Statistical Analysis
To investigate the longitudinal trajectories of empathy during medical school, separate LMMs were modelled for each empathy and emotion recognition measure, with curriculum year and covariates as fixed effects. Specifically, the fixed effects account for the systematic variation associated with changes across the curriculum years and control for potential confounding factors. Additionally, random intercepts were incorporated at the student level to account for the correlation between repeated measures within the same student while considering the inherent variability between students. The restricted maximum likelihood method was used to produce unbiased estimates of variance and covariance parameters [33, 34]. Furthermore, two different temporal variance-covariance structures (Autoregressive Covariance Structure of AR1 and Autoregressive/Moving Average Covariance Structure of ARMA1.1) were tested to potentially account for the temporal spillover of empathy and emotion recognition, with the best fitting model being selected via likelihood ratio tests. The nonlinear trajectories of empathy and emotion recognition were subsequently tested by including the time as quadratic or cubic. The best-fitting model was selected via likelihood ratio tests and presented as the final model. For all the final models, we report marginal R2 as the percentage of variation explained by the fixed part of the model, conditional R2 as the percentage of variation explained by both the fixed and random parts of the model, and the intraclass correlation coefficient (ICC) as the proportion of total between-student variance. Moreover, standardized β values are presented for effect size estimation. Standardized βs between 0.10–0.29 are considered small, those between 0.30–0.49 are considered medium, and those 0.50 or greater are considered large effect sizes [35].

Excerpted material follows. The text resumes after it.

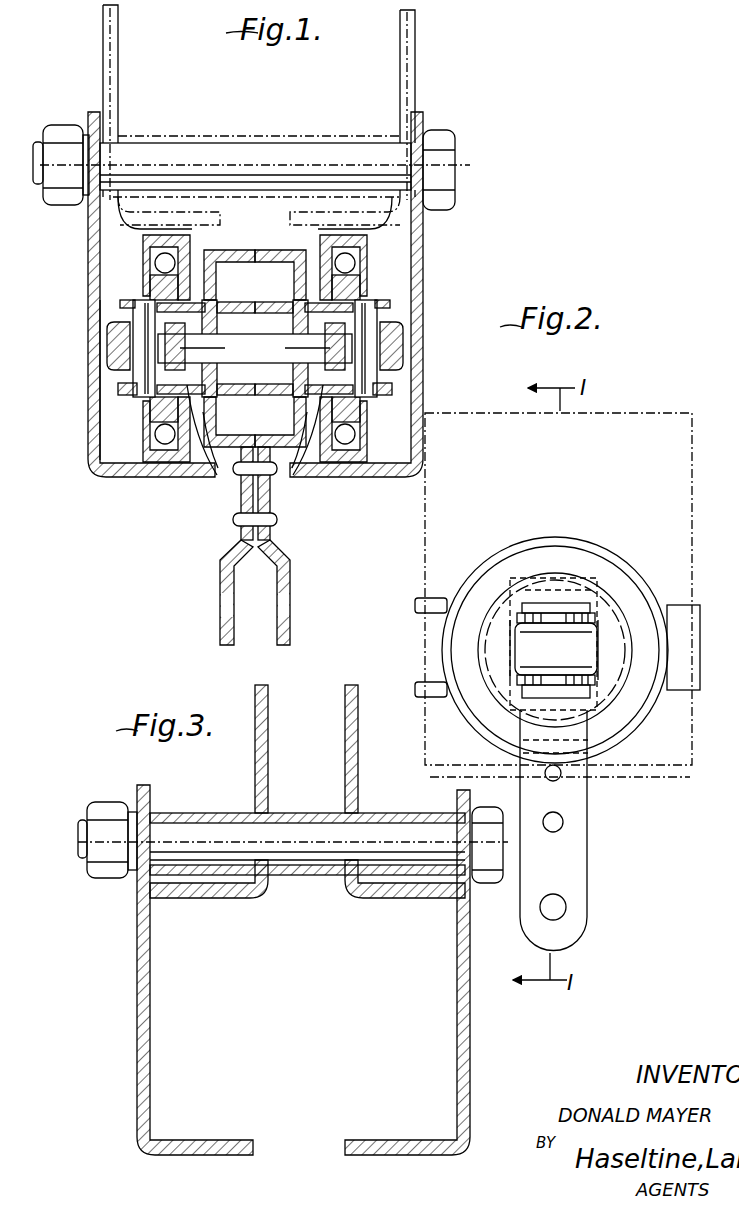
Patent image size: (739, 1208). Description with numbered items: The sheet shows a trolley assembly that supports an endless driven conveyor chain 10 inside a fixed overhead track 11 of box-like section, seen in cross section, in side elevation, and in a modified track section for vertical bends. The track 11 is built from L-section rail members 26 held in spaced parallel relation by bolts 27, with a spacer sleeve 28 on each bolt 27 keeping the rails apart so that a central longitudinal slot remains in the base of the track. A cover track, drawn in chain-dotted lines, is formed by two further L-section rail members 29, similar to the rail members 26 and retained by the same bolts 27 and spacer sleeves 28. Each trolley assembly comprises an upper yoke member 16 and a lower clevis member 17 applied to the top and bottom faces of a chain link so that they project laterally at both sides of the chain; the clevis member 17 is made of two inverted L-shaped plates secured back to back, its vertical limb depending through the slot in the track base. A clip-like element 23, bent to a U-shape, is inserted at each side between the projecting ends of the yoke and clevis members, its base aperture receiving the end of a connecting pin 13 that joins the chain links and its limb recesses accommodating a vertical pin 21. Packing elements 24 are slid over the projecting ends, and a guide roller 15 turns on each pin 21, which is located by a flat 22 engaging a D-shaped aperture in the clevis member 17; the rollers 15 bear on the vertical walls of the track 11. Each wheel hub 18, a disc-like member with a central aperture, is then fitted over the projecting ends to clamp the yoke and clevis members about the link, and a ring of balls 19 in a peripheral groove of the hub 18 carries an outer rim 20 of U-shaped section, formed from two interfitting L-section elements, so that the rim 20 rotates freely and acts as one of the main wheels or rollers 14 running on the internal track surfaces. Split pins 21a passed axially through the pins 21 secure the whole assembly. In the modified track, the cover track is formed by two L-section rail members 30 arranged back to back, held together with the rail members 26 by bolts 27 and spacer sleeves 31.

To explore significant differences between specific time points, pairwise comparisons to each preceding year were additionally conducted with Holm-Bonferroni corrections to account for multiple comparisons. However, unlike LMMs, these comparisons do not account for the correlation between repeated measures within the same student and are thus a less accurate representation of longitudinal trajectories.

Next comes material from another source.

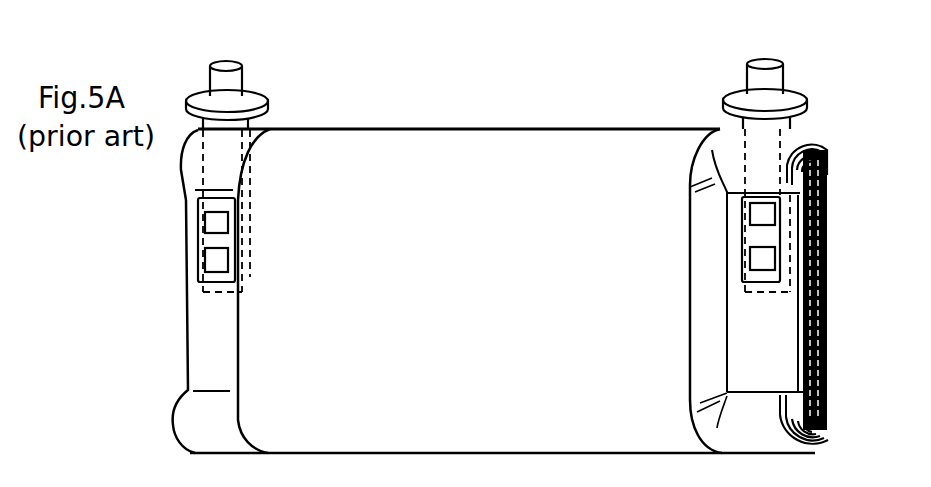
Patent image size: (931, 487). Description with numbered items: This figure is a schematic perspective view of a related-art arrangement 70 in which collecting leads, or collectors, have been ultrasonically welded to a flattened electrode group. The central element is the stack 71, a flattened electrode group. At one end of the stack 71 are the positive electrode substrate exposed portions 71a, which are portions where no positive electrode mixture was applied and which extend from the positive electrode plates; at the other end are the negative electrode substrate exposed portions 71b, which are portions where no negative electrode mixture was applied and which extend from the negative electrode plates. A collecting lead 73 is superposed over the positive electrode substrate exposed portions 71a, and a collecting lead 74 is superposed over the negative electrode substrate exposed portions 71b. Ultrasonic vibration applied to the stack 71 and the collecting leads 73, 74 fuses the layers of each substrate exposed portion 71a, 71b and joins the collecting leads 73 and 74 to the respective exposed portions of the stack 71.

The highest missing rate at the item level was 0.59% (AMSP items). It has been shown that much gain from multiple imputation is unlikely when missing rates are lower than 5% [36]. Thus, missing data at the item level were replaced by mean scores if less than 20% of the items were missing. If 20% or more of the items were missing, the total score was considered missing, and missing data at the score level were then handled with full information maximum likelihood in the LMMs. Stata version 17 [37] and R version 4.2.2 [38] were used for the analyses, and p values < .05 were considered significant.